For much of his four decades-long legal career, O’Connell has practiced international business transactional law, primarily involving direct-investment matters, throughout Asia (principally China), Europe, and the Middle East.
The father of five children and grandfather of ten, he and his wife, Laurette, live with their golden retriever, Katie, near Annapolis, Maryland.
Bittersweet Tapestry is the third book in the Derrynane Saga and in my opinion the best of the three. While there is still a large cast of characters, this book unlike the others is mostly tells the story of Eileen and Art O’Leary as they settle back in Ireland after leaving Vienna and the court of the Empress. With that focus the reader can just settle in and become immersed in life in Cork as the Catholic O’Leary’s try to live under the oppressive Protestant rules.

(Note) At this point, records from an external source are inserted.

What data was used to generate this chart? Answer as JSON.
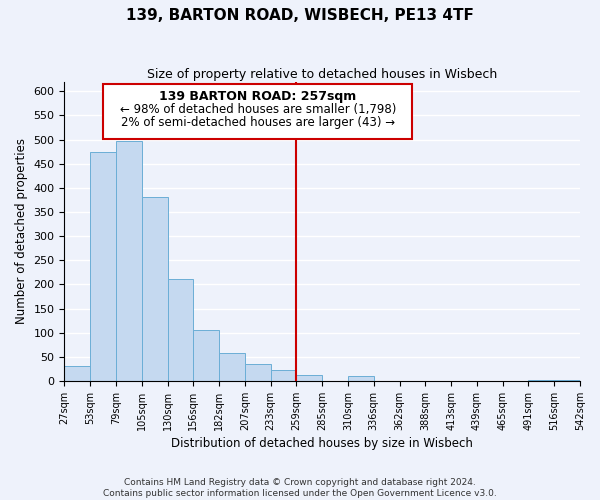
{
  "title": "139, BARTON ROAD, WISBECH, PE13 4TF",
  "subtitle": "Size of property relative to detached houses in Wisbech",
  "xlabel": "Distribution of detached houses by size in Wisbech",
  "ylabel": "Number of detached properties",
  "bar_values": [
    32,
    474,
    497,
    381,
    211,
    106,
    57,
    36,
    22,
    13,
    0,
    11,
    0,
    0,
    0,
    0,
    0,
    0,
    3,
    2
  ],
  "bar_labels": [
    "27sqm",
    "53sqm",
    "79sqm",
    "105sqm",
    "130sqm",
    "156sqm",
    "182sqm",
    "207sqm",
    "233sqm",
    "259sqm",
    "285sqm",
    "310sqm",
    "336sqm",
    "362sqm",
    "388sqm",
    "413sqm",
    "439sqm",
    "465sqm",
    "491sqm",
    "516sqm",
    "542sqm"
  ],
  "bar_color": "#c5d9f0",
  "bar_edge_color": "#6baed6",
  "vline_color": "#cc0000",
  "annotation_title": "139 BARTON ROAD: 257sqm",
  "annotation_line1": "← 98% of detached houses are smaller (1,798)",
  "annotation_line2": "2% of semi-detached houses are larger (43) →",
  "annotation_box_color": "#ffffff",
  "annotation_box_edge": "#cc0000",
  "ylim": [
    0,
    620
  ],
  "yticks": [
    0,
    50,
    100,
    150,
    200,
    250,
    300,
    350,
    400,
    450,
    500,
    550,
    600
  ],
  "footer_line1": "Contains HM Land Registry data © Crown copyright and database right 2024.",
  "footer_line2": "Contains public sector information licensed under the Open Government Licence v3.0.",
  "background_color": "#eef2fb",
  "grid_color": "#ffffff"
}
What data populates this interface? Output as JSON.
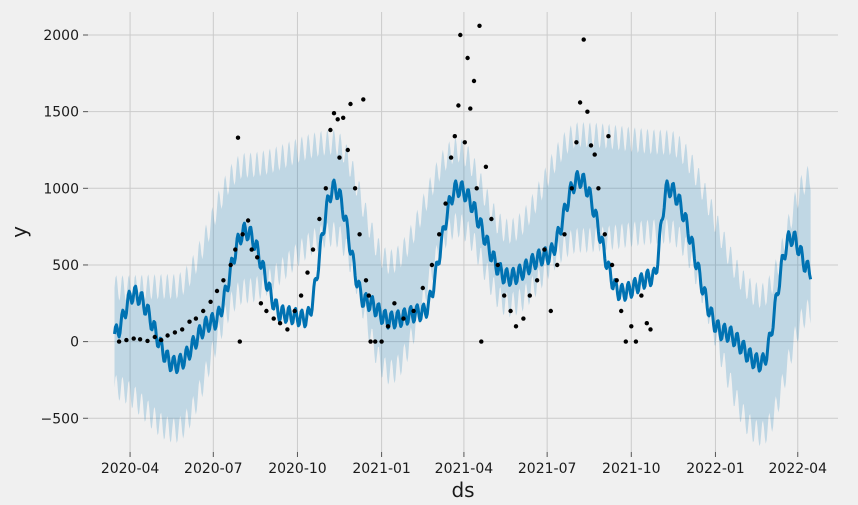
{
  "chart_data": {
    "type": "line",
    "title": "",
    "xlabel": "ds",
    "ylabel": "y",
    "x_start": "2020-03-15",
    "x_end": "2022-04-15",
    "xlim": [
      "2020-02-15",
      "2022-05-15"
    ],
    "ylim": [
      -720,
      2150
    ],
    "x_ticks": [
      {
        "date": "2020-04-01",
        "label": "2020-04"
      },
      {
        "date": "2020-07-01",
        "label": "2020-07"
      },
      {
        "date": "2020-10-01",
        "label": "2020-10"
      },
      {
        "date": "2021-01-01",
        "label": "2021-01"
      },
      {
        "date": "2021-04-01",
        "label": "2021-04"
      },
      {
        "date": "2021-07-01",
        "label": "2021-07"
      },
      {
        "date": "2021-10-01",
        "label": "2021-10"
      },
      {
        "date": "2022-01-01",
        "label": "2022-01"
      },
      {
        "date": "2022-04-01",
        "label": "2022-04"
      }
    ],
    "y_ticks": [
      {
        "value": -500,
        "label": "−500"
      },
      {
        "value": 0,
        "label": "0"
      },
      {
        "value": 500,
        "label": "500"
      },
      {
        "value": 1000,
        "label": "1000"
      },
      {
        "value": 1500,
        "label": "1500"
      },
      {
        "value": 2000,
        "label": "2000"
      }
    ],
    "grid": true,
    "series": [
      {
        "kind": "forecast",
        "color": "#0072B2",
        "x": [
          "2020-03-15",
          "2020-04-05",
          "2020-05-20",
          "2020-07-01",
          "2020-08-05",
          "2020-09-15",
          "2020-10-10",
          "2020-11-10",
          "2020-12-15",
          "2021-01-10",
          "2021-02-15",
          "2021-03-25",
          "2021-05-20",
          "2021-07-01",
          "2021-08-05",
          "2021-09-20",
          "2021-10-25",
          "2021-11-10",
          "2022-01-10",
          "2022-02-20",
          "2022-03-25",
          "2022-04-15"
        ],
        "values": [
          50,
          310,
          -150,
          130,
          720,
          180,
          150,
          1000,
          260,
          140,
          190,
          1000,
          420,
          560,
          1060,
          320,
          420,
          1000,
          60,
          -140,
          680,
          460
        ]
      },
      {
        "kind": "uncertainty",
        "color": "#0072B2",
        "opacity": 0.2,
        "x": [
          "2020-03-15",
          "2020-05-20",
          "2020-08-05",
          "2020-11-10",
          "2021-01-10",
          "2021-03-25",
          "2021-05-20",
          "2021-08-05",
          "2021-11-10",
          "2022-02-20",
          "2022-04-15"
        ],
        "lower": [
          -300,
          -580,
          330,
          700,
          -200,
          760,
          240,
          660,
          720,
          -600,
          200
        ],
        "upper": [
          350,
          360,
          1150,
          1300,
          520,
          1250,
          720,
          1350,
          1300,
          300,
          1070
        ]
      },
      {
        "kind": "observed",
        "color": "#000000",
        "points": [
          [
            "2020-03-20",
            0
          ],
          [
            "2020-03-28",
            10
          ],
          [
            "2020-04-05",
            20
          ],
          [
            "2020-04-12",
            15
          ],
          [
            "2020-04-20",
            5
          ],
          [
            "2020-04-28",
            30
          ],
          [
            "2020-05-05",
            10
          ],
          [
            "2020-05-12",
            40
          ],
          [
            "2020-05-20",
            60
          ],
          [
            "2020-05-28",
            80
          ],
          [
            "2020-06-05",
            130
          ],
          [
            "2020-06-12",
            150
          ],
          [
            "2020-06-20",
            200
          ],
          [
            "2020-06-28",
            260
          ],
          [
            "2020-07-05",
            330
          ],
          [
            "2020-07-12",
            400
          ],
          [
            "2020-07-20",
            500
          ],
          [
            "2020-07-25",
            600
          ],
          [
            "2020-07-28",
            1330
          ],
          [
            "2020-07-30",
            0
          ],
          [
            "2020-08-02",
            700
          ],
          [
            "2020-08-08",
            790
          ],
          [
            "2020-08-12",
            600
          ],
          [
            "2020-08-18",
            550
          ],
          [
            "2020-08-22",
            250
          ],
          [
            "2020-08-28",
            200
          ],
          [
            "2020-09-05",
            150
          ],
          [
            "2020-09-12",
            120
          ],
          [
            "2020-09-20",
            80
          ],
          [
            "2020-09-28",
            200
          ],
          [
            "2020-10-05",
            300
          ],
          [
            "2020-10-12",
            450
          ],
          [
            "2020-10-18",
            600
          ],
          [
            "2020-10-25",
            800
          ],
          [
            "2020-11-01",
            1000
          ],
          [
            "2020-11-06",
            1380
          ],
          [
            "2020-11-10",
            1490
          ],
          [
            "2020-11-14",
            1450
          ],
          [
            "2020-11-16",
            1200
          ],
          [
            "2020-11-20",
            1460
          ],
          [
            "2020-11-25",
            1250
          ],
          [
            "2020-11-28",
            1550
          ],
          [
            "2020-12-03",
            1000
          ],
          [
            "2020-12-08",
            700
          ],
          [
            "2020-12-12",
            1580
          ],
          [
            "2020-12-15",
            400
          ],
          [
            "2020-12-18",
            300
          ],
          [
            "2020-12-20",
            0
          ],
          [
            "2020-12-25",
            0
          ],
          [
            "2021-01-01",
            0
          ],
          [
            "2021-01-08",
            100
          ],
          [
            "2021-01-15",
            250
          ],
          [
            "2021-01-25",
            150
          ],
          [
            "2021-02-05",
            200
          ],
          [
            "2021-02-15",
            350
          ],
          [
            "2021-02-25",
            500
          ],
          [
            "2021-03-05",
            700
          ],
          [
            "2021-03-12",
            900
          ],
          [
            "2021-03-18",
            1200
          ],
          [
            "2021-03-22",
            1340
          ],
          [
            "2021-03-26",
            1540
          ],
          [
            "2021-03-28",
            2000
          ],
          [
            "2021-04-02",
            1300
          ],
          [
            "2021-04-05",
            1850
          ],
          [
            "2021-04-08",
            1520
          ],
          [
            "2021-04-12",
            1700
          ],
          [
            "2021-04-15",
            1000
          ],
          [
            "2021-04-18",
            2060
          ],
          [
            "2021-04-20",
            0
          ],
          [
            "2021-04-25",
            1140
          ],
          [
            "2021-05-01",
            800
          ],
          [
            "2021-05-08",
            500
          ],
          [
            "2021-05-15",
            300
          ],
          [
            "2021-05-22",
            200
          ],
          [
            "2021-05-28",
            100
          ],
          [
            "2021-06-05",
            150
          ],
          [
            "2021-06-12",
            300
          ],
          [
            "2021-06-20",
            400
          ],
          [
            "2021-06-28",
            600
          ],
          [
            "2021-07-05",
            200
          ],
          [
            "2021-07-12",
            500
          ],
          [
            "2021-07-20",
            700
          ],
          [
            "2021-07-28",
            1000
          ],
          [
            "2021-08-02",
            1300
          ],
          [
            "2021-08-06",
            1560
          ],
          [
            "2021-08-10",
            1970
          ],
          [
            "2021-08-14",
            1500
          ],
          [
            "2021-08-18",
            1280
          ],
          [
            "2021-08-22",
            1220
          ],
          [
            "2021-08-26",
            1000
          ],
          [
            "2021-09-02",
            700
          ],
          [
            "2021-09-06",
            1340
          ],
          [
            "2021-09-10",
            500
          ],
          [
            "2021-09-15",
            400
          ],
          [
            "2021-09-20",
            200
          ],
          [
            "2021-09-25",
            0
          ],
          [
            "2021-10-01",
            100
          ],
          [
            "2021-10-06",
            0
          ],
          [
            "2021-10-12",
            300
          ],
          [
            "2021-10-18",
            120
          ],
          [
            "2021-10-22",
            80
          ]
        ]
      }
    ]
  }
}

That’s not to say that the book has forgotten all of the other O’Connells. There is a subplot involving Hugh and his (fictional) romance of the Princess de Lamballe while at the court of Marie Antoinette. But the bulk of the book involves the life that Art and Eileen are trying to build with their sons. They find some opposition in the form of a rather odious man named Morris who has a strong dislike of Art but much more than writing that will spoil plot points so I will stop here.
I pretty much read this book in one sitting – I got through maybe the first 50 pages the day before but then I sat with the rest of the book and just got so involved in the story I didn’t want to stop reading. As with any series the book does stand alone but it makes for a richer reading experience if you have read what has come before. The characters are based on real people from the author’s family so that adds an extra dimension to the storytelling.
Irish history is often underrepresented in historical fiction so I am always happy to come upon a book that takes place in the country as I’m not that far removed from it. My grandparents came over “on the boat” in the early 30ies. Perhaps someday I’ll get to visit. For now I do that through reading excellent books such as this.